C21 – Bobby tell us a little about your time at SAC and how it prepared you for your journey into the world of entrepreneurship?

“I was at  St. Andrew’s from Grade 6 until graduation. It’s difficult to sum up the whole experience in a few words, but SAC really encouraged me to go outside of my comfort zone and explore new ways of thinking and expressing myself. I jumped headfirst into many areas of school life including debating, drama, bagpiping, squash, student council, and more. Passion is not something that springs out of a well. You have to continually put effort into new pursuits until you find your own unique combination of natural talents and work that you find exciting.

St. Andrew’s also taught me discipline and resilience. When you’re starting a business you have to live with uncertainty and cope with a lot of self-doubt. Most of the time entrepreneurs end up putting a tonne of effort into ten different things and only one of them works (if we’re lucky). It can be very draining. Working 16 hour days at the age of 16 definitely helped prepare me for this experience.
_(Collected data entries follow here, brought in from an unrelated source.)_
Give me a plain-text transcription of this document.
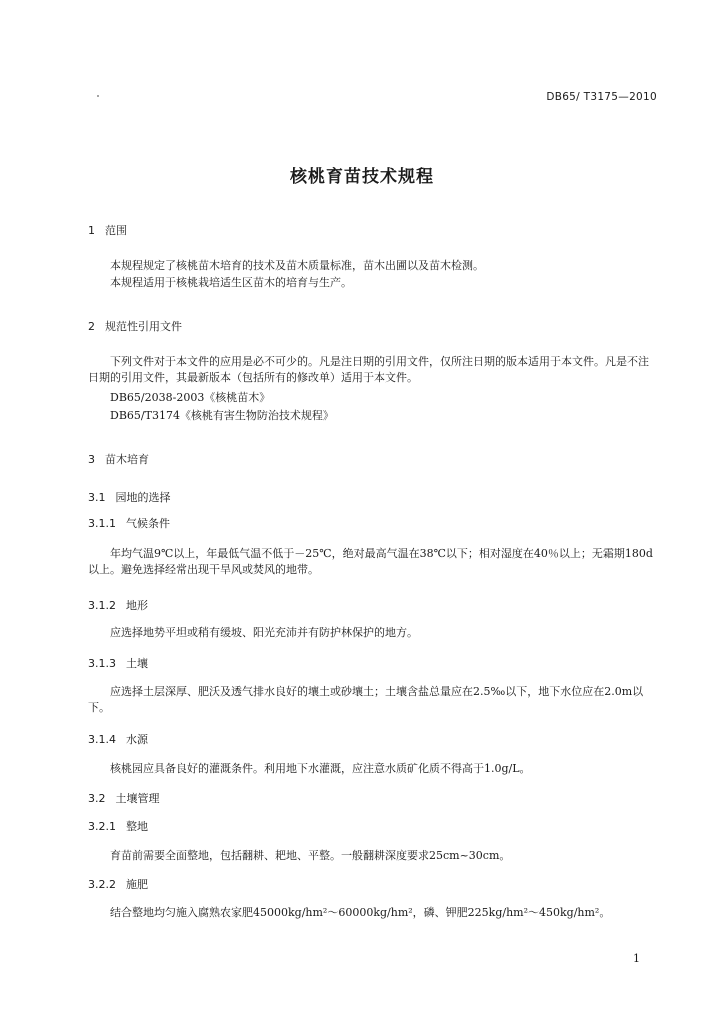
DB65/ T3175—2010
核桃育苗技术规程
1 范围
本规程规定了核桃苗木培育的技术及苗木质量标准，苗木出圃以及苗木检测。
本规程适用于核桃栽培适生区苗木的培育与生产。
2 规范性引用文件
下列文件对于本文件的应用是必不可少的。凡是注日期的引用文件，仅所注日期的版本适用于本文件。凡是不注日期的引用文件，其最新版本（包括所有的修改单）适用于本文件。
DB65/2038-2003《核桃苗木》
DB65/T3174《核桃有害生物防治技术规程》
3 苗木培育
3.1 园地的选择
3.1.1 气候条件
年均气温9℃以上，年最低气温不低于－25℃，绝对最高气温在38℃以下；相对湿度在40％以上；无霜期180d以上。避免选择经常出现干旱风或焚风的地带。
3.1.2 地形
应选择地势平坦或稍有缓坡、阳光充沛并有防护林保护的地方。
3.1.3 土壤
应选择土层深厚、肥沃及透气排水良好的壤土或砂壤土；土壤含盐总量应在2.5‰以下，地下水位应在2.0m以下。
3.1.4 水源
核桃园应具备良好的灌溉条件。利用地下水灌溉，应注意水质矿化质不得高于1.0g/L。
3.2 土壤管理
3.2.1 整地
育苗前需要全面整地，包括翻耕、耙地、平整。一般翻耕深度要求25cm~30cm。
3.2.2 施肥
结合整地均匀施入腐熟农家肥45000kg/hm²～60000kg/hm²，磷、钾肥225kg/hm²～450kg/hm²。
1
So I guess what I’m saying is that grit and passion are so necessary for entrepreneurs, and St. Andrew’s really helped in both respects.”
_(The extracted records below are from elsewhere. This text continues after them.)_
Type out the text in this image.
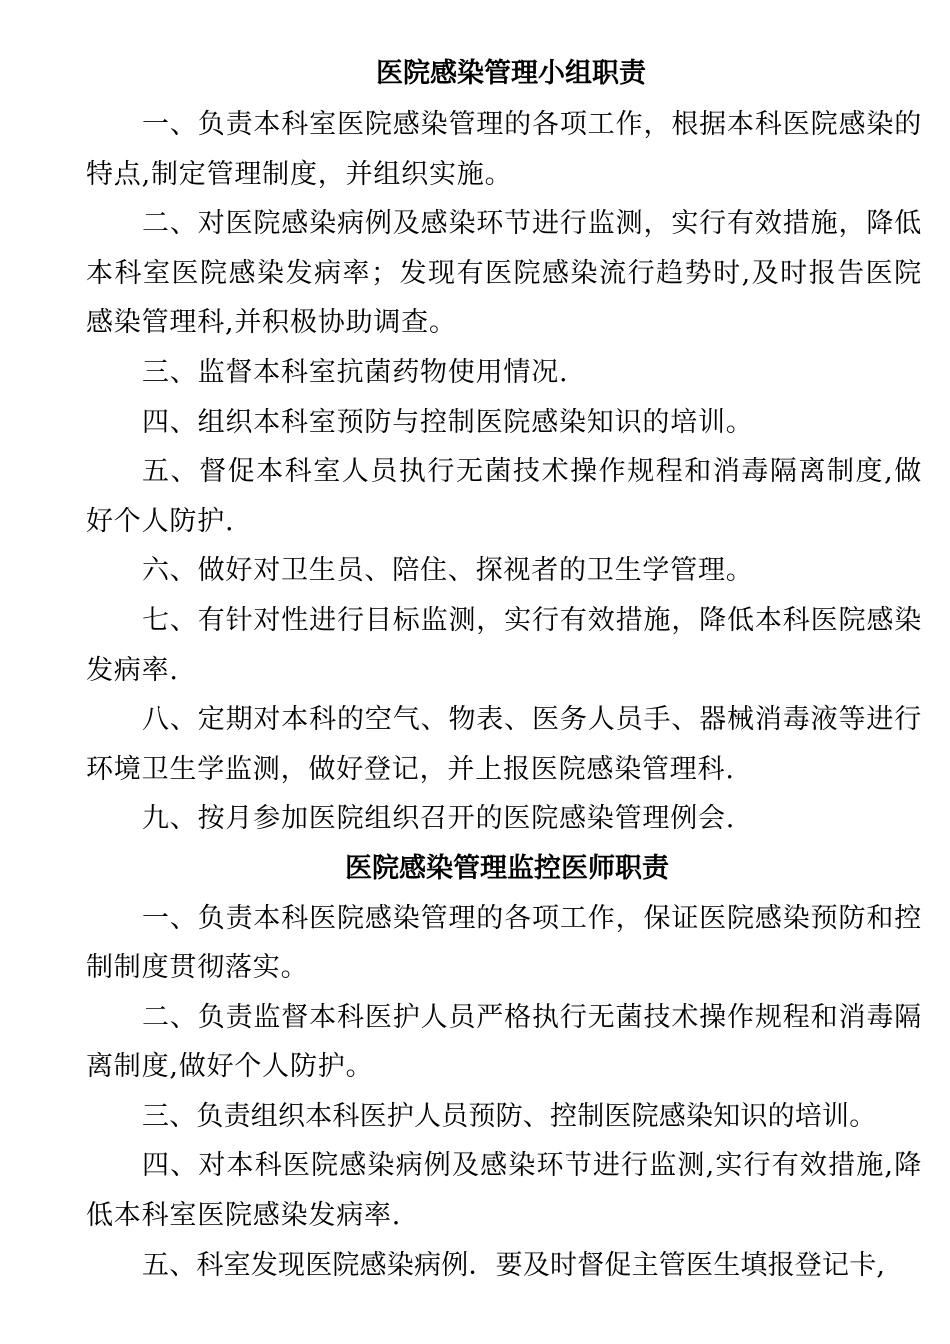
医院感染管理小组职责

一、负责本科室医院感染管理的各项工作，根据本科医院感染的特点,制定管理制度，并组织实施。

二、对医院感染病例及感染环节进行监测，实行有效措施，降低本科室医院感染发病率；发现有医院感染流行趋势时,及时报告医院感染管理科,并积极协助调查。

三、监督本科室抗菌药物使用情况.

四、组织本科室预防与控制医院感染知识的培训。

五、督促本科室人员执行无菌技术操作规程和消毒隔离制度,做好个人防护.

六、做好对卫生员、陪住、探视者的卫生学管理。

七、有针对性进行目标监测，实行有效措施，降低本科医院感染发病率.

八、定期对本科的空气、物表、医务人员手、器械消毒液等进行环境卫生学监测，做好登记，并上报医院感染管理科.

九、按月参加医院组织召开的医院感染管理例会.

医院感染管理监控医师职责

一、负责本科医院感染管理的各项工作，保证医院感染预防和控制制度贯彻落实。

二、负责监督本科医护人员严格执行无菌技术操作规程和消毒隔离制度,做好个人防护。

三、负责组织本科医护人员预防、控制医院感染知识的培训。

四、对本科医院感染病例及感染环节进行监测,实行有效措施,降低本科室医院感染发病率.

五、科室发现医院感染病例．要及时督促主管医生填报登记卡,
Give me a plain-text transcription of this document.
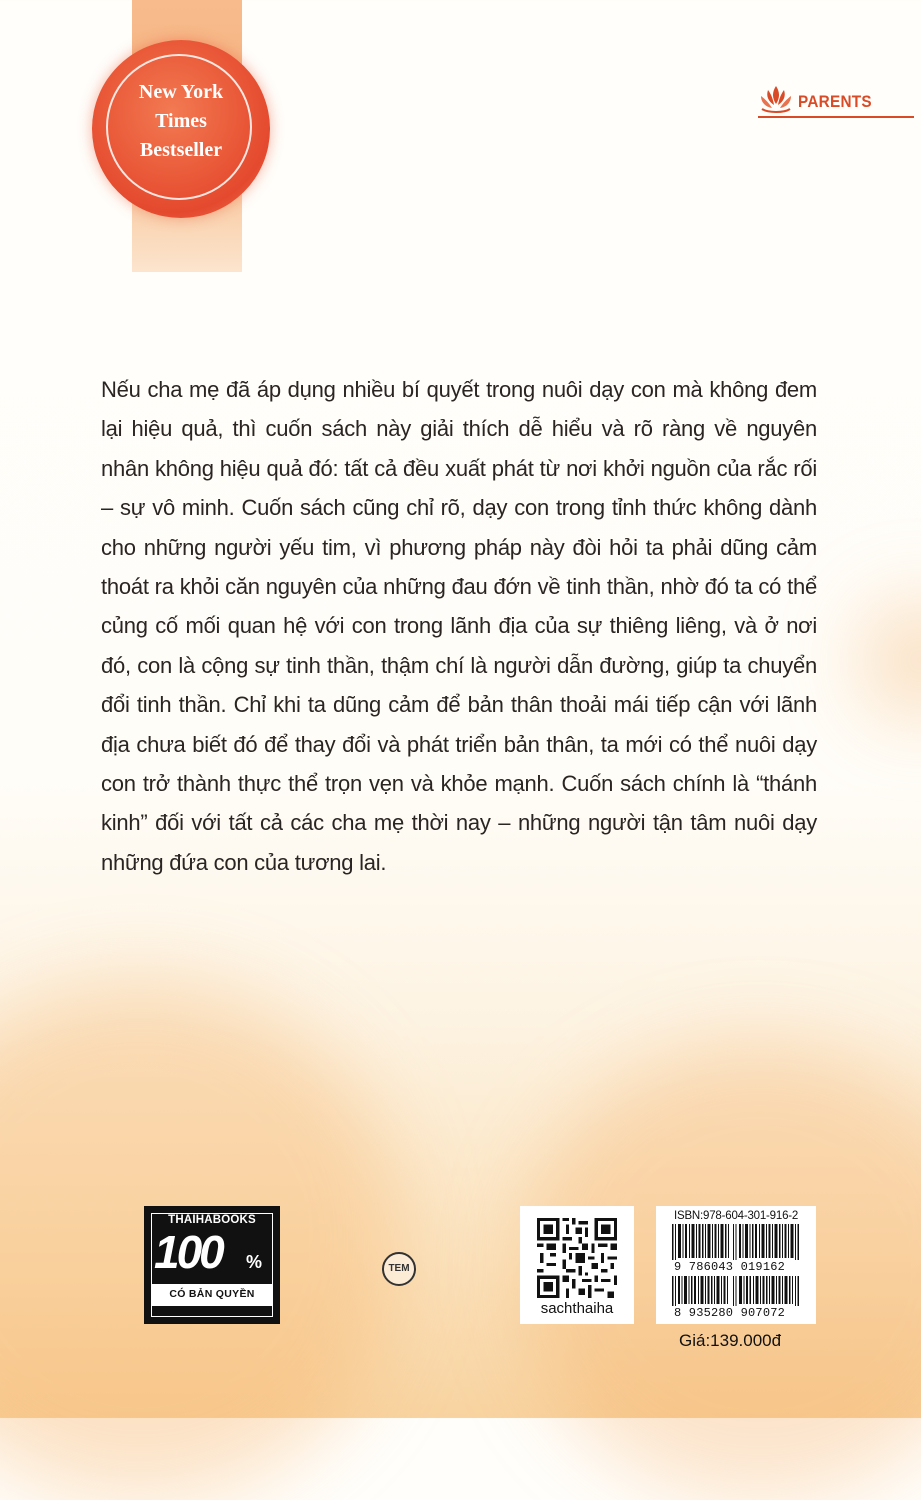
New York
Times
Bestseller
PARENTS

Nếu cha mẹ đã áp dụng nhiều bí quyết trong nuôi dạy con mà không đem lại hiệu quả, thì cuốn sách này giải thích dễ hiểu và rõ ràng về nguyên nhân không hiệu quả đó: tất cả đều xuất phát từ nơi khởi nguồn của rắc rối – sự vô minh. Cuốn sách cũng chỉ rõ, dạy con trong tỉnh thức không dành cho những người yếu tim, vì phương pháp này đòi hỏi ta phải dũng cảm thoát ra khỏi căn nguyên của những đau đớn về tinh thần, nhờ đó ta có thể củng cố mối quan hệ với con trong lãnh địa của sự thiêng liêng, và ở nơi đó, con là cộng sự tinh thần, thậm chí là người dẫn đường, giúp ta chuyển đổi tinh thần. Chỉ khi ta dũng cảm để bản thân thoải mái tiếp cận với lãnh địa chưa biết đó để thay đổi và phát triển bản thân, ta mới có thể nuôi dạy con trở thành thực thể trọn vẹn và khỏe mạnh. Cuốn sách chính là “thánh kinh” đối với tất cả các cha mẹ thời nay – những người tận tâm nuôi dạy những đứa con của tương lai.

THAIHABOOKS
100 %
CÓ BẢN QUYỀN
TEM
sachthaiha
ISBN:978-604-301-916-2
9 786043 019162
8 935280 907072
Giá:139.000đ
C21 – As a developer “looking in” on education from the outside can you describe the shifts you are seeing that prompted you to build Parlay Ideas?

“There is a necessary and encouraging paradigm shift in education right now. Educators are clearly focused on fostering and measuring “soft skills” like critical thinking, self-awareness, and communication in their classrooms. Student engagement is the new black. Discussion is one of the oldest and most effective ways to encourage critical thinking and improve communication skills. Drawing on my own educational experiences, there are many opportunities to make discussions more engaging, substantive and measurable. Moreover, students want to have discussions. They want to give each other feedback and connect what they’re learning in the classroom to the events and ideas that are shaping our world. Finally, the obvious lack of informed and respectful discourse in our world today is central to most of the pervasive issues that we face. If we can help the next generation learn to challenge each other in an open respectful manner then I think we’ll be doing our small part to solve a big problem.”
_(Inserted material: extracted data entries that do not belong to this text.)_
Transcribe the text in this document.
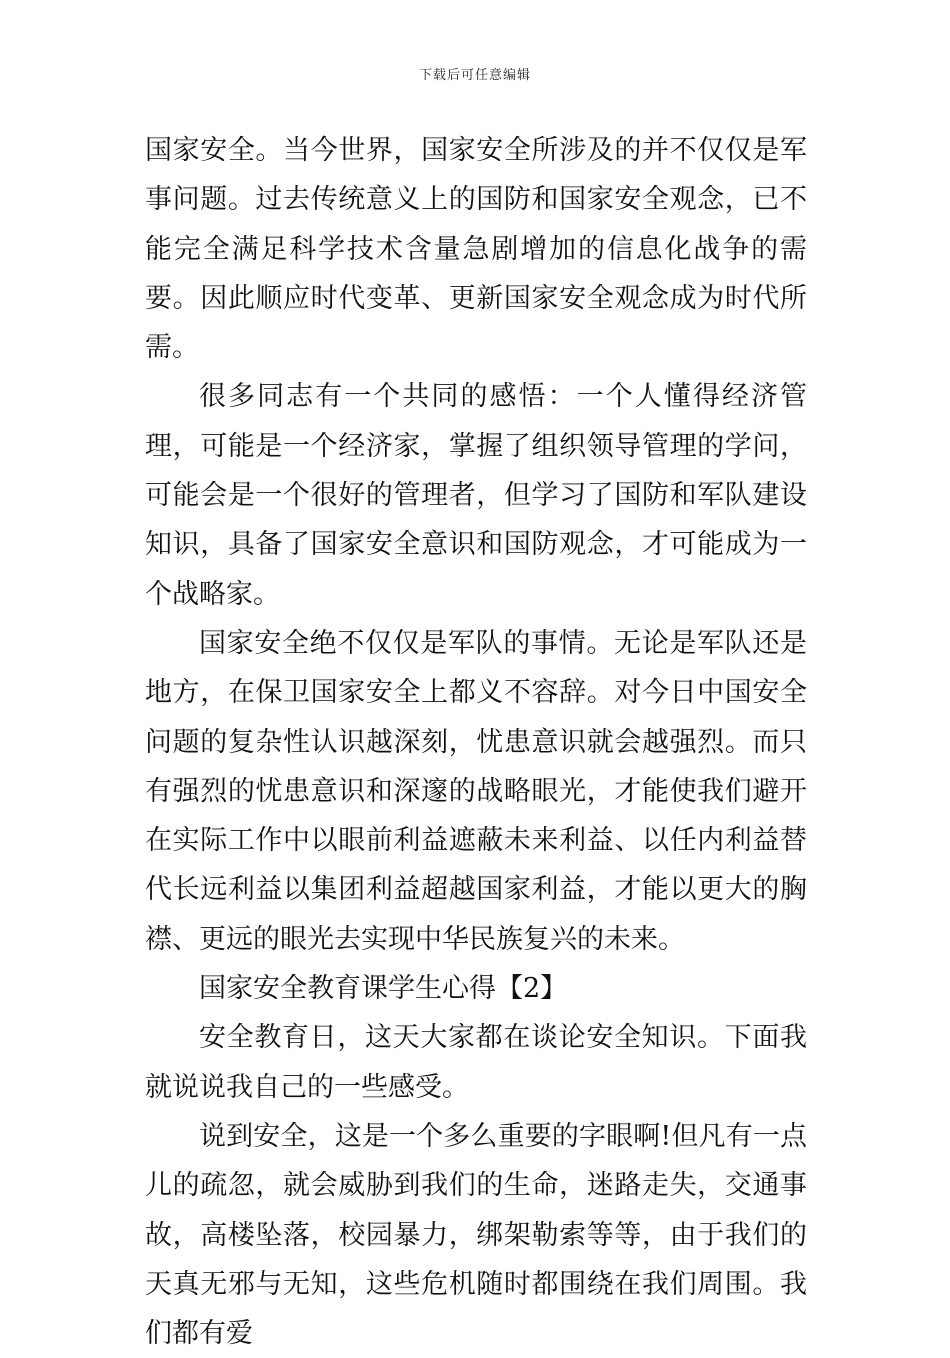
下载后可任意编辑

国家安全。当今世界，国家安全所涉及的并不仅仅是军事问题。过去传统意义上的国防和国家安全观念，已不能完全满足科学技术含量急剧增加的信息化战争的需要。因此顺应时代变革、更新国家安全观念成为时代所需。

很多同志有一个共同的感悟：一个人懂得经济管理，可能是一个经济家，掌握了组织领导管理的学问，可能会是一个很好的管理者，但学习了国防和军队建设知识，具备了国家安全意识和国防观念，才可能成为一个战略家。

国家安全绝不仅仅是军队的事情。无论是军队还是地方，在保卫国家安全上都义不容辞。对今日中国安全问题的复杂性认识越深刻，忧患意识就会越强烈。而只有强烈的忧患意识和深邃的战略眼光，才能使我们避开在实际工作中以眼前利益遮蔽未来利益、以任内利益替代长远利益以集团利益超越国家利益，才能以更大的胸襟、更远的眼光去实现中华民族复兴的未来。

国家安全教育课学生心得【2】

安全教育日，这天大家都在谈论安全知识。下面我就说说我自己的一些感受。

说到安全，这是一个多么重要的字眼啊!但凡有一点儿的疏忽，就会威胁到我们的生命，迷路走失，交通事故，高楼坠落，校园暴力，绑架勒索等等，由于我们的天真无邪与无知，这些危机随时都围绕在我们周围。我们都有爱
C21 – Can you describe the way in which Parlay Ideas might be a great tool to help teachers capture “Observations & Conversations”?

“The Ministry of Education has set out guidelines for tracking observations and conversations in the classroom. In short, they are looking for evidence of discussions and the teacher’s ‘evaluation’ of student participation. Our conversations with educators across the province over the last year (many of whom are a part of Cohort 21!) have lead us to understand that the broader goal as two-fold:

  1. Create a learning environment that encourages critical thinking and supports more inclusive student engagement.
  2. Measure engagement and provide individualized feedback to students as the learning process unfolds.

This is challenging because it means teachers have to regularly facilitate engaging and inclusive class discussions, and it creates additional reporting requirements. So we’ve spent the last year working with teachers and administrators at CAIS / CIS schools to help make this process more fun and efficient.”

C21 – Where do you see Parlay fitting into the “teacher toolkit”?

At Parlay, we know that educational technology can’t succeed all by itself. It requires dedicated teachers and education administrators to be effective. But great tech can be a useful tool that educators and students leverage to improve the quality and measurability of learning in an efficient manner. That’s what we try to do with class discussions. Whether in an online discussion that takes place over a week or two or a verbal discussion that happen in a live classroom setting, Parlay is designed to help teachers improve and measure student engagement. With Parlay teachers have a new way to track observations and conversations in the classroom and provide meaningful feedback to their students without taking up more time than they can afford.

Our goal is simple. Create educational products that:

  1. Maximize student learning output via higher engagement and improved feedback channels.

  2. Minimize the amount of time teachers need to put into the creation, execution and tracking of engaging discussions.